The UKVIA sincerely hopes that the UK Government will not go down this route but – as we pointed out in our response to the consultation – we strongly support new regulations which will tackle youth uptake while preserving the access of vapes to adults.
Not unsurprisingly, the issues surrounding youth vaping, environmental concerns and upcoming regulatory change were all hot topics at this year’s UKVIA Forum, the UK’s leading vaping industry conference. We had representatives from both Houses of Parliament speaking passionately about the huge potential from vaping for the health of the nation.
The answer to combat youth vaping is actually quite simple. We already have a law that says if you’re under 18 you can’t buy a vape; we now need to enforce it properly. For a start, we need to heavily penalise retailers who flout the law (we’re calling for £10,000 on the spot fines) and also set up a licensing scheme for retailers. Such a scheme would require retailers to meet certain conditions before they could sell vapes and for those who break the law, the ultimate sanction would be to lose their license and their ability to sell vapes to anyone.
‘BE VAPE VIGILANT’
In November, the UKVIA launched our ‘Be Vape Vigilant’ campaign, a nationwide initiative to identify and report rogue traders suspected of selling vapes to minors or stocking illicit goods. A surprisingly high level of incoming reports has shown that there is real demand to target those who fail to comply with the law.
The Be Vape Vigilant initiative is supported by Trading Standards, the Association of Convenience Stores and the wider retail sector, to mobilise legitimate retailers and the general public to highlight exactly where retail and wholesale outlets are selling vapes to anyone under 18 or supplying potentially highly dangerous illicit vapes.
Environmental concerns were understandably high on the agenda for the vaping industry in 2023. Far too many vapes are ending up in landfill and the vaping industry, regulators, waste companies and consumers need to work together to ensure that the infrastructure is in place to recycle them, but also consumer behaviour changes. Progress is being made, but this will no doubt continue to be a major focus for the industry in 2024.
2023 has seen a strong focus on production processes and quality control of manufacturers large and small, following news at the beginning of the year that some vapes had entered the UK market with more than the maximum legal e-liquid capacity. This was ultimately a net positive for consumers who can now have greater confidence that the regulated industry is working harder than ever to ensure it remains on the right side of the law.
‘Progress is being made, but this will no doubt continue to be a major focus for the industry in 2024’

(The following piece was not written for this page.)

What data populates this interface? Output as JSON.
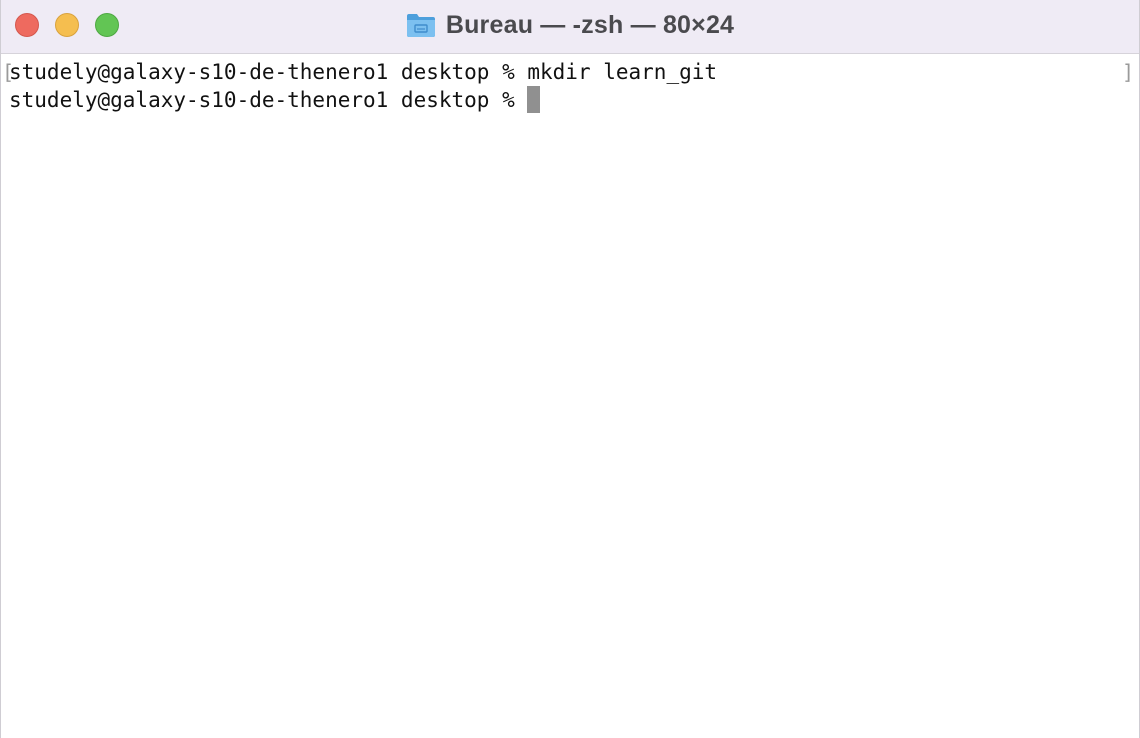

It has also put the spotlight firmly on innovation, one of the areas where the vape really excels. It’s only because of many decades of painstaking and costly R&D that we have such a game-changing alternative to cigarettes that smokers actually enjoy using and are effective in helping them quit.
Vaping has had a turbulent year, but it’s likely that 2024 will be another year of change. The industry is desperate for government to enable Trading Standards to enforce the law and stop vapes getting in the hands of children; if they ban flavours or disposables, it will not only encourage an unregulated black market, but those who live in deprived areas with disproportionally high levels of smoking will be further discouraged from quitting.
The vape industry is not only a vital tool to improve the health of the nation, it also creates employment, supports local economies and provides vital income for the exchequer. With a general election looming and policy reform on the horizon, it’s certainly going to be another interesting year ahead.